Il est facile de discréditer la violence, de dénoncer ses horreurs mais il nous est pénible de regarder humblement et avec honnêteté notre propre violence enfouie dans notre cœur, dans notre dynamique relationnelle blessée. Le seul chemin pour la purification du cœur passe par l’ouverture de toutes nos blessures et de toutes nos zones ombrageuses à la Lumière de l’Esprit.
« Vous avez appris […] moi je vous dis… » Jésus veut nous faire sortir de notre cage de lois, de nos codes du permis et du défendu, Il veut nous réapprendre une justice nouvelle qui est de l’ordre du savoir-être qu’Il veut graver non sur des tables de pierre mais dans nos cœurs (2Cor 3,3). Jésus veut nous greffer Son Cœur doux et humble, pour faire de nous des personnes pauvres comme Lui (2 Cor 8,9), miséricordieuses, patientes, tenaces, des semences de paix au cœur du monde. Son je vous le dis n’est autre qu’une manière de vivre qui nous façonne à Son Être même, à la manière d’aimer de la Trinité entre le Père, le Fils et l’Esprit.
A l’instant où j’écris cette méditation, notre monde est en train de se déchirer sous le fracas des armes, des bombardements et de se briser en mille morceaux sous la violence de la guerre. Nous sommes tous conscients, que notre monde n’est pas beau, que notre humanité vacille dans les ténèbres comme le dit le pape François. Pour cela, et Jésus le sait si bien, que ce qu’Il nous demande nous dépasse, car il nous faut dépasser toute l’opacité de nos conflits et toute l’obscurité de notre humanité blessée afin de naitre à neuf dans nos gènes divins et devenir à la ressemblance de Dieu. C’est de faire l’expérience qu’au fond de notre moi humain, existe un Autre qui veut naitre en nous ; c’est ce que Jésus avait dit à Nicodème « Personne ne peut voir le Royaume de Dieu, s’il ne naît de nouveau » (Jn 3, 3).
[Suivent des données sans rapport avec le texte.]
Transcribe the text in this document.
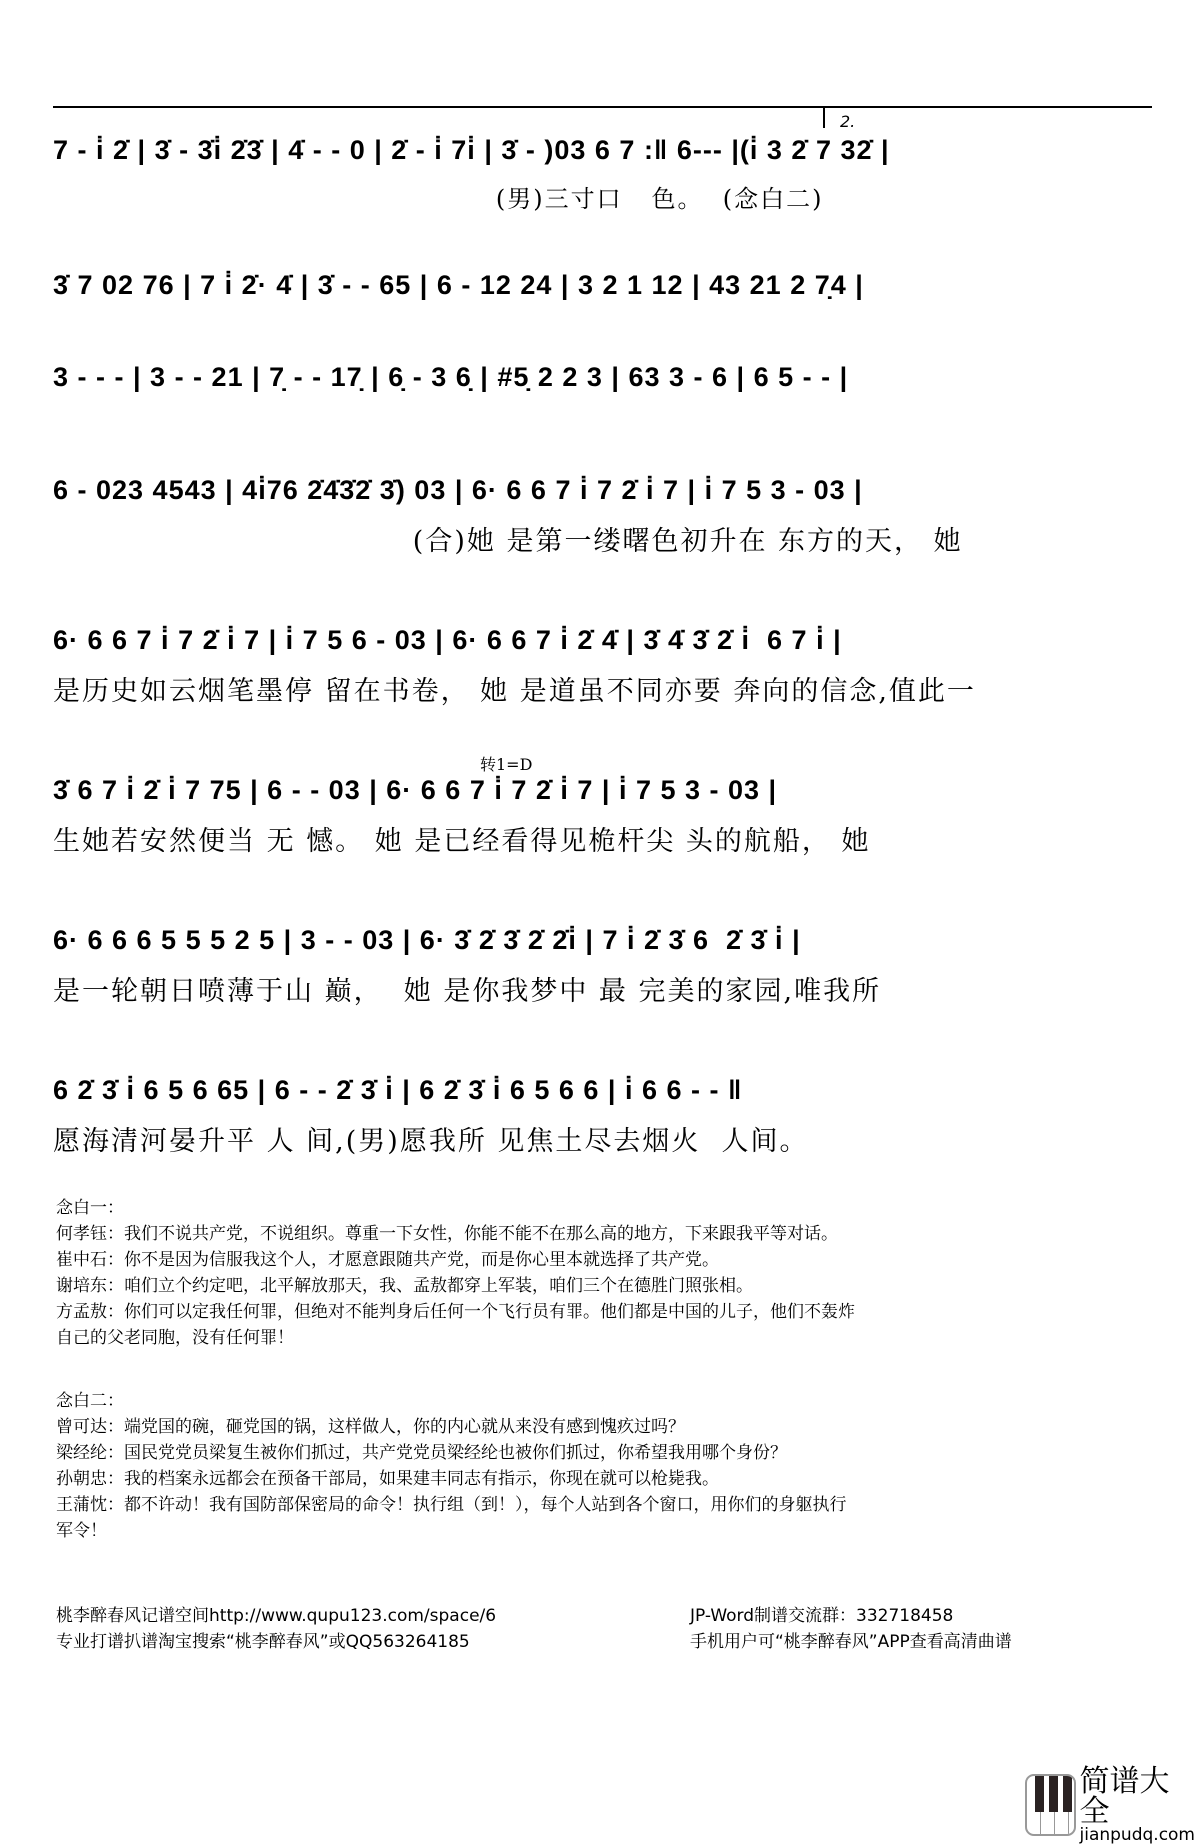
2.
7 - i̇ 2̇ | 3̇ - 3̇i̇ 2̇3̇ | 4̇ - - 0 | 2̇ - i̇ 7i̇ | 3̇ - )03 6 7 :‖ 6--- |(i̇ 3 2̇ 7 32̇ |
(男)三寸口   色。  (念白二)
3̇ 7 02 76 | 7 i̇ 2̇· 4̇ | 3̇ - - 65 | 6 - 12 24 | 3 2 1 12 | 43 21 2 7̣4 |
3 - - - | 3 - - 21 | 7̣ - - 17̣ | 6̣ - 3 6̣ | #5̣ 2 2 3 | 63 3 - 6 | 6 5 - - |
6 - 023 4543 | 4i̇76 2̇4̇3̇2̇ 3̇) 03 | 6· 6 6 7 i̇ 7 2̇ i̇ 7 | i̇ 7 5 3 - 03 |
(合)她 是第一缕曙色初升在 东方的天， 她
6· 6 6 7 i̇ 7 2̇ i̇ 7 | i̇ 7 5 6 - 03 | 6· 6 6 7 i̇ 2̇ 4̇ | 3̇ 4̇ 3̇ 2̇ i̇  6 7 i̇ |
是历史如云烟笔墨停 留在书卷， 她 是道虽不同亦要 奔向的信念,值此一
转1=D
3̇ 6 7 i̇ 2̇ i̇ 7 75 | 6 - - 03 | 6· 6 6 7 i̇ 7 2̇ i̇ 7 | i̇ 7 5 3 - 03 |
生她若安然便当 无 憾。 她 是已经看得见桅杆尖 头的航船， 她
6· 6 6 6 5 5 5 2 5 | 3 - - 03 | 6· 3̇ 2̇ 3̇ 2̇ 2̇i̇ | 7 i̇ 2̇ 3̇ 6  2̇ 3̇ i̇ |
是一轮朝日喷薄于山 巅，  她 是你我梦中 最 完美的家园,唯我所
6 2̇ 3̇ i̇ 6 5 6 65 | 6 - - 2̇ 3̇ i̇ | 6 2̇ 3̇ i̇ 6 5 6 6 | i̇ 6 6 - - ‖
愿海清河晏升平 人 间,(男)愿我所 见焦土尽去烟火  人间。
念白一：
何孝钰：我们不说共产党，不说组织。尊重一下女性，你能不能不在那么高的地方，下来跟我平等对话。
崔中石：你不是因为信服我这个人，才愿意跟随共产党，而是你心里本就选择了共产党。
谢培东：咱们立个约定吧，北平解放那天，我、孟敖都穿上军装，咱们三个在德胜门照张相。
方孟敖：你们可以定我任何罪，但绝对不能判身后任何一个飞行员有罪。他们都是中国的儿子，他们不轰炸
自己的父老同胞，没有任何罪！
念白二：
曾可达：端党国的碗，砸党国的锅，这样做人，你的内心就从来没有感到愧疚过吗？
梁经纶：国民党党员梁复生被你们抓过，共产党党员梁经纶也被你们抓过，你希望我用哪个身份？
孙朝忠：我的档案永远都会在预备干部局，如果建丰同志有指示，你现在就可以枪毙我。
王蒲忱：都不许动！我有国防部保密局的命令！执行组（到！），每个人站到各个窗口，用你们的身躯执行
军令！
桃李醉春风记谱空间http://www.qupu123.com/space/6
专业打谱扒谱淘宝搜索“桃李醉春风”或QQ563264185
JP-Word制谱交流群：332718458
手机用户可“桃李醉春风”APP查看高清曲谱
简谱大全
jianpudq.com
Malgré toutes nos maladresses, toutes nos chutes et nos rechutes, puissions-nous oser la gratuité de la foi, oser foncer plus en avant dans la fraternité, dans l’amour et dans la solidarité.
Malgré toutes nos limites, puissions-nous oser ce changement radical en nous et naitre à une manière d’être nouvelle, une manière d’être humaine et divine, une manière de vivre l’harmonie trinitaire en nous.
Au-delà de toutes nos discordes, puissions-nous croire en la miséricorde, puissions-nous croire qu’au plus profond de l’autre, de par son origine, il y a une beauté à contempler.
Jésus nous confie sa manière d’être :« Vous avez appris […] moi je vous dis… », osons cette naissance à neuf malgré toutes les scènes d’horreur de notre monde, osons être comme Lui, une eucharistie nouvelle, un sacrement nouveau pour faire fleurir la V(v)ie et faire advenir Son Royaume.